I made this threshold to transition from our pecan floors to the tile bathroom. The step up is about 1/2":
The rabbet in the threshold eases the step up so I don’t stub my toe in the morning.
To figure out the shape for the threshold, I used a combination square to measure the step up and then drew the cross section in MacDraft Pro:
I started with rough 4/4 pecan, flattened the bottom with a hand plane, and planed one edge square to the bottom. Then I ripped it to width on my bandsaw.
To make the sloped transitions, I resawed the board with the bandsaw table set to the appropriate angle. I smoothed the bandsaw cuts with a plane.
Next I cut the rabbet using a router mounted in a table. I tried using a rabbet plane, but the hard pecan just laughed at me, especially with that huge rabbet. (Table saw would have definitely helped here.)
My block plane eased the transitions between each surface.
I stained to roughly match the 73 year old floor and finished with several coats of Wipe On Poly.
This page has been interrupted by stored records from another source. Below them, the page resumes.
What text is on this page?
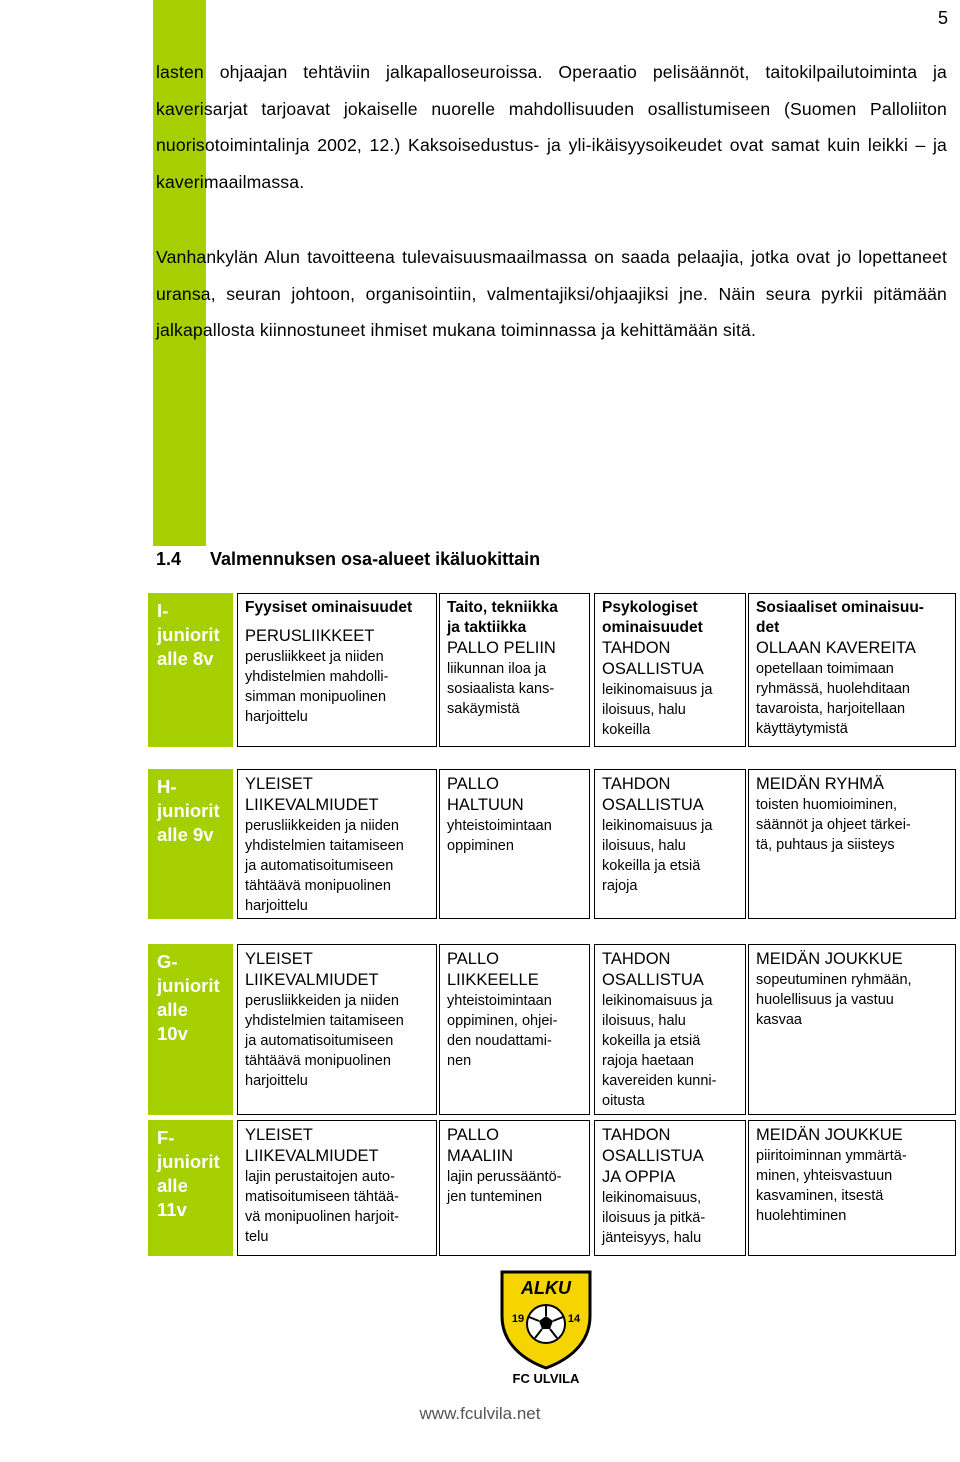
5

lasten ohjaajan tehtäviin jalkapalloseuroissa. Operaatio pelisäännöt, taitokilpailutoiminta ja kaverisarjat tarjoavat jokaiselle nuorelle mahdollisuuden osallistumiseen (Suomen Palloliiton nuorisotoimintalinja 2002, 12.) Kaksoisedustus- ja yli-ikäisyysoikeudet ovat samat kuin leikki – ja kaverimaailmassa.

Vanhankylän Alun tavoitteena tulevaisuusmaailmassa on saada pelaajia, jotka ovat jo lopettaneet uransa, seuran johtoon, organisointiin, valmentajiksi/ohjaajiksi jne. Näin seura pyrkii pitämään jalkapallosta kiinnostuneet ihmiset mukana toiminnassa ja kehittämään sitä.

1.4 Valmennuksen osa-alueet ikäluokittain
I-
juniorit
alle 8v
Fyysiset ominaisuudet
PERUSLIIKKEET
perusliikkeet ja niiden
yhdistelmien mahdolli-
simman monipuolinen
harjoittelu
Taito, tekniikka
ja taktiikka
PALLO PELIIN
liikunnan iloa ja
sosiaalista kans-
sakäymistä
Psykologiset
ominaisuudet
TAHDON
OSALLISTUA
leikinomaisuus ja
iloisuus, halu
kokeilla
Sosiaaliset ominaisuu-
det
OLLAAN KAVEREITA
opetellaan toimimaan
ryhmässä, huolehditaan
tavaroista, harjoitellaan
käyttäytymistä
H-
juniorit
alle 9v
YLEISET
LIIKEVALMIUDET
perusliikkeiden ja niiden
yhdistelmien taitamiseen
ja automatisoitumiseen
tähtäävä monipuolinen
harjoittelu
PALLO
HALTUUN
yhteistoimintaan
oppiminen
TAHDON
OSALLISTUA
leikinomaisuus ja
iloisuus, halu
kokeilla ja etsiä
rajoja
MEIDÄN RYHMÄ
toisten huomioiminen,
säännöt ja ohjeet tärkei-
tä, puhtaus ja siisteys
G-
juniorit
alle
10v
YLEISET
LIIKEVALMIUDET
perusliikkeiden ja niiden
yhdistelmien taitamiseen
ja automatisoitumiseen
tähtäävä monipuolinen
harjoittelu
PALLO
LIIKKEELLE
yhteistoimintaan
oppiminen, ohjei-
den noudattami-
nen
TAHDON
OSALLISTUA
leikinomaisuus ja
iloisuus, halu
kokeilla ja etsiä
rajoja haetaan
kavereiden kunni-
oitusta
MEIDÄN JOUKKUE
sopeutuminen ryhmään,
huolellisuus ja vastuu
kasvaa
F-
juniorit
alle
11v
YLEISET
LIIKEVALMIUDET
lajin perustaitojen auto-
matisoitumiseen tähtää-
vä monipuolinen harjoit-
telu
PALLO
MAALIIN
lajin perussääntö-
jen tunteminen
TAHDON
OSALLISTUA
JA OPPIA
leikinomaisuus,
iloisuus ja pitkä-
jänteisyys, halu
MEIDÄN JOUKKUE
piiritoiminnan ymmärtä-
minen, yhteisvastuun
kasvaminen, itsestä
huolehtiminen
ALKU
19	14
FC ULVILA
www.fculvila.net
I borrowed a 23 gauge pin nailer from a friend to install it. I angled each pin slightly to make them hold better. The pins are nearly invisible and have held three different thresholds in place with absolutely no problem.
This is definitely a hand and power tool project. Pecan is very hard, so many hand tool operations are difficult. The rabbet would have been very, very difficult by hand and driving 23 gauge pins into pecan by hand is nearly impossible. On the other hand, smoothing the bandsaw cuts without a well-tuned hand plane would be very difficult.
Like most projects, this seemed like more work than it should be just to “make a board.” I did look for pre-made thresholds, but didn’t find what I was looking for. It makes me wonder how people without a fully equipped shop and hand tool skills acquire thresholds.